Earlier this week, Finance Minister Colm Imbert acknowledged that the choice by the BOJ to quickly droop the alternate of native foreign money at its banking counter was “to overview its preparations” with the CBTT.
In an announcement posted on X, previously Twitter, Imbert stated that the quantity traded in Trinidad and Tobago {dollars} in Jamaica “equals solely US$4,000 per thirty days”.
In his assertion, Imbert took difficulty with a neighborhood newspaper, which he stated printed an article Wednesday “describing that small sum as proof of a foreign money disaster.”

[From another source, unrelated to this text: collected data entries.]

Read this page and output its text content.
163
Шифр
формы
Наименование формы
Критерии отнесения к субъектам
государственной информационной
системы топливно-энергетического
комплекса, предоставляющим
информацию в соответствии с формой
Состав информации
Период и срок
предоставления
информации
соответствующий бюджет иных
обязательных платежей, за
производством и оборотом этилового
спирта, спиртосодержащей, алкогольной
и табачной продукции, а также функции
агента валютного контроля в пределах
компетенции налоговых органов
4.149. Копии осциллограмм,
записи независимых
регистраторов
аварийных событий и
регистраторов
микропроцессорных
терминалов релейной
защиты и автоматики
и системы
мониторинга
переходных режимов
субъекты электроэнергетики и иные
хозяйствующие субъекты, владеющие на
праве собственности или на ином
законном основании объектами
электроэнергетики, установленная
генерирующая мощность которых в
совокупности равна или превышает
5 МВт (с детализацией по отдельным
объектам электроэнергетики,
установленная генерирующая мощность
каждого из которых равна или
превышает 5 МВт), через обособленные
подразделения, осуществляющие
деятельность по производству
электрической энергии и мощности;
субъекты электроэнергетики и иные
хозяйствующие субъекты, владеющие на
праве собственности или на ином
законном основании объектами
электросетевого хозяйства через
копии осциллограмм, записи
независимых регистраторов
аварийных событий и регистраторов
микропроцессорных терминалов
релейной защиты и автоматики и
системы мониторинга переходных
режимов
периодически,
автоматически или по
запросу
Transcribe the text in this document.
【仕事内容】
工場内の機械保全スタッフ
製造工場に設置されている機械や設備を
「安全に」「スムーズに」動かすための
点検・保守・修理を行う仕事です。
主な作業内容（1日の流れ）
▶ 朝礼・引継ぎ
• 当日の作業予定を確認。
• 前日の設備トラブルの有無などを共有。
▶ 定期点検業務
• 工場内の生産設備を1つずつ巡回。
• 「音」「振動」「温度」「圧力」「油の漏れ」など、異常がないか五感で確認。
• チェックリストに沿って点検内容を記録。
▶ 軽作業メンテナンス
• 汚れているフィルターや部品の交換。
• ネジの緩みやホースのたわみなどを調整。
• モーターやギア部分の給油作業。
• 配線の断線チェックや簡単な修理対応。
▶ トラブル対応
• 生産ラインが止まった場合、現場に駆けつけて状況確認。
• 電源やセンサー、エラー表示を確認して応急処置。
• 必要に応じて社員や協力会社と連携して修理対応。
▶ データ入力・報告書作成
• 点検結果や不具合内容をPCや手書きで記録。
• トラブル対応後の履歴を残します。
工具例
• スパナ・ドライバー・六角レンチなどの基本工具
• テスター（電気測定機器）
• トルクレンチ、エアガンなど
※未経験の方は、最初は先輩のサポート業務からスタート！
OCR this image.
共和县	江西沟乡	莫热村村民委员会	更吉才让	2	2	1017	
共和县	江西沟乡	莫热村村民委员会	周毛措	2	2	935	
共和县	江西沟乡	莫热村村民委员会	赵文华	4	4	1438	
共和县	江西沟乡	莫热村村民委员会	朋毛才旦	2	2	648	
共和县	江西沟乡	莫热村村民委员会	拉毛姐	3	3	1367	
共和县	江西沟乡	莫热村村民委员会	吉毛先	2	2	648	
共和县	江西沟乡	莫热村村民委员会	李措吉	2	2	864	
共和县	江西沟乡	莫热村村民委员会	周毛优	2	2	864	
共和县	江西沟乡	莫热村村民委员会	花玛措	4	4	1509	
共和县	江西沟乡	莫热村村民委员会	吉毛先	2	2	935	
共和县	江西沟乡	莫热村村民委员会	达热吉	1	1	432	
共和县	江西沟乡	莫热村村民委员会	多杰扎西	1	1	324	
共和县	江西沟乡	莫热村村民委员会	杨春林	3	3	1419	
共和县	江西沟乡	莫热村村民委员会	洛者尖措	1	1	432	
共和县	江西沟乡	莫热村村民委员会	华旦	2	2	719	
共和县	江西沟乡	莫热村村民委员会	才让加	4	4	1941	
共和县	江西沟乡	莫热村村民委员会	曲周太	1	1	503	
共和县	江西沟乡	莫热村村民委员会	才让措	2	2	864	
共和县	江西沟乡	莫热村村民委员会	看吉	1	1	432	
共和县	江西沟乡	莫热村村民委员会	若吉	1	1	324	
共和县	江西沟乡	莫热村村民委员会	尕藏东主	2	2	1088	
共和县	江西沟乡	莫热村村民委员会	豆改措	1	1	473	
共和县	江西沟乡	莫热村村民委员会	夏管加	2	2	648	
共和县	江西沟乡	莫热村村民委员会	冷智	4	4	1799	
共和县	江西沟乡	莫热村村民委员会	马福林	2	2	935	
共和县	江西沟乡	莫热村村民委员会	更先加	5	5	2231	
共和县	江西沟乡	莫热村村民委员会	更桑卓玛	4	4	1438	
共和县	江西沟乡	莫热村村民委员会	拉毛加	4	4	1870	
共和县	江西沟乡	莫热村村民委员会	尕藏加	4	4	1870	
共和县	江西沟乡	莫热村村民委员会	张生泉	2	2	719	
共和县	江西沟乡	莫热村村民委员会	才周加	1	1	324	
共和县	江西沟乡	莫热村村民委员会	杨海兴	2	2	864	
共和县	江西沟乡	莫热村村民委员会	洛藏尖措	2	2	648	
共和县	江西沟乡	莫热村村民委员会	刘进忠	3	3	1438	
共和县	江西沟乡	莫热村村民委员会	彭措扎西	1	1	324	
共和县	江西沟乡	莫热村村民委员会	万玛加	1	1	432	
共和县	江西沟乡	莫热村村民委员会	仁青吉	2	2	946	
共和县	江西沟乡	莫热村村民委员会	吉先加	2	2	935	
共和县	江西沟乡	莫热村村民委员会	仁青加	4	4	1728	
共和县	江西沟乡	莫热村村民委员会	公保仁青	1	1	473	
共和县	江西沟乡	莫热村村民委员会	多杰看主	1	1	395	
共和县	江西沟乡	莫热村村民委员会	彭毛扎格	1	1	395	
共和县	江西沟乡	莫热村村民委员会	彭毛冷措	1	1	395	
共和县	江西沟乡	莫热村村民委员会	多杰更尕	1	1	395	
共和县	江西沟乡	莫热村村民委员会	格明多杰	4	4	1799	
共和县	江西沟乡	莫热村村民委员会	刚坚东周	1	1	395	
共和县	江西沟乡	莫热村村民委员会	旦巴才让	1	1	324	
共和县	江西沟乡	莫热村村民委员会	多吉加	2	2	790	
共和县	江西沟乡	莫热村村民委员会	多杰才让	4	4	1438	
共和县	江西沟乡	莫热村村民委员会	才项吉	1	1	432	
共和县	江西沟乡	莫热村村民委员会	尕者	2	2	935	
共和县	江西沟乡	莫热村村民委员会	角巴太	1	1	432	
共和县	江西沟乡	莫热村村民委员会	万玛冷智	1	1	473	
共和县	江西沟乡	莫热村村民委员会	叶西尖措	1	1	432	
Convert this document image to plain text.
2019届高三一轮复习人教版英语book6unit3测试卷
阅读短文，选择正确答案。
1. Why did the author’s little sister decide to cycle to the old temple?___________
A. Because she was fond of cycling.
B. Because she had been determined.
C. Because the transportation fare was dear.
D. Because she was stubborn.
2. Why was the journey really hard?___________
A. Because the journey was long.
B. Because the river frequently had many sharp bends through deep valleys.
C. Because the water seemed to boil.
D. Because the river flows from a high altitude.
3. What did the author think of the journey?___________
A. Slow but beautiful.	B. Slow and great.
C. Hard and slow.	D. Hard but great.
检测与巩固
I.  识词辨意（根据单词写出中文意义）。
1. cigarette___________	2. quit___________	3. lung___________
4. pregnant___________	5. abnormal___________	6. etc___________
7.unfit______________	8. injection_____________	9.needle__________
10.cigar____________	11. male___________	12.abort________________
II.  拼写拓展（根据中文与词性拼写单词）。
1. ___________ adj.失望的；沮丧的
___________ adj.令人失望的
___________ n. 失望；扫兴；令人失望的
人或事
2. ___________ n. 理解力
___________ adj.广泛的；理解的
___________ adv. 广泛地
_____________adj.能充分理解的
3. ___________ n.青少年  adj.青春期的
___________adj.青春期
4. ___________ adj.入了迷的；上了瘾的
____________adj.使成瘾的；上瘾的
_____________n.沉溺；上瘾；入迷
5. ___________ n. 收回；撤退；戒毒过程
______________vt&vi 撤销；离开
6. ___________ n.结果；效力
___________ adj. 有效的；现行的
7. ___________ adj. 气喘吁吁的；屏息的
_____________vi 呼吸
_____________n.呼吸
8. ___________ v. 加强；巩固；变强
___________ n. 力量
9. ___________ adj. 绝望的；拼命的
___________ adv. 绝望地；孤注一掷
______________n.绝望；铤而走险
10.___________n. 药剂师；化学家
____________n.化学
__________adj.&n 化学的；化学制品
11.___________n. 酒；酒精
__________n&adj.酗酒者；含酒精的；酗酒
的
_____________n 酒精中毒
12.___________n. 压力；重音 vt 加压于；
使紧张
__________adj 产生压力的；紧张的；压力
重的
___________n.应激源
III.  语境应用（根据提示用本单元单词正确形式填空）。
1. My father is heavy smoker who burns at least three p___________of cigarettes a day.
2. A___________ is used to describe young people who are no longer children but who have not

“How irresponsible,” the Finance Minister stated, including in a later X message, “all this drama over such a small quantity of foreign exchange (overseas alternate), making a mountain out of a molehill, creating anxiousness for no motive.”
The BOJ had stated that as of November 6, the alternate of Trinidad and Tobago {dollars} at its banking counter is suspended till additional suggested. The BOJ, additionally the nation’s central financial institution, gave no particular motive for the overview and that this non permanent suspension will stay in impact till additional discover.
But it surely stated that the suspension is as a result of the Central Financial institution of Trinidad and Tobago, to which this foreign money is repatriated, has suspended the preparations for repatriating T&T {dollars} till additional suggested.
“Financial institution of Jamaica will advise of additional developments,” the assertion added.